Let $X = [x_1, \dots, x_M]$ denote the activation features of a training data batch of size $M$, where each $x_i$ has $K$ activation features. Also, let $Y = [y_1, \dots , y_M]$ denote the corresponding labels, i.e. each $y_i \in \{-1, +1\}$. In other words, the vector $x_i$ contains all the activations of the FC layer, which is typically multiplied with the weights corresponding to the connections between the FC layer and the decision layer. However, as mentioned earlier, this work achieves that same task of scoring via boosting as opposed to computing the inner product.
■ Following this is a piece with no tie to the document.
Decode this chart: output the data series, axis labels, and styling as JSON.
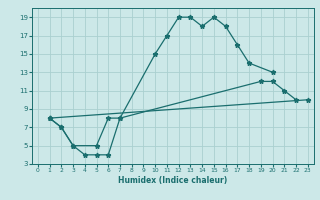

Denoting the weak classifiers by $h(\cdot)$, we obtain the strong classifier as: \begin{equation} H(x) = \sum\limits_{i = 1}^K \alpha_i h(x_{ij}; \lambda_j) \end{equation} where $x_{ij}$ is the $j^{th}$ activation feature of the $i^{th}$ input. Here we define $h(\cdot)$ to be a differentiable surrogate for the sign function, as: \begin{equation} h(x_{ij}; \lambda_j) = \dfrac {f(x_{ij}; \lambda_j)}{\sqrt{f(x_{ij}; \lambda_j)^2 + \eta^2}} \end{equation} where $f(x_{ij}; \lambda_j)$ denotes a decision-stump (one-level decision tree) with $\lambda_j$ being the threshold.

CNNs

Experiments

Conclusion

References

1. Han, S., Meng, H., Khan, A. S., Tong, Y. (2016) "Incremental Boosting Convolutional Neural Network for Facial Action Unit Recognition". NIPS. 2. Tian, Y., Kanade, T., Cohn, J. F. (2001) "Recognizing Action Units for Facial Expression Analysis". IEEE Transactions on Pattern Analysis and Machine Intelligence, Vol. 23., No. 2.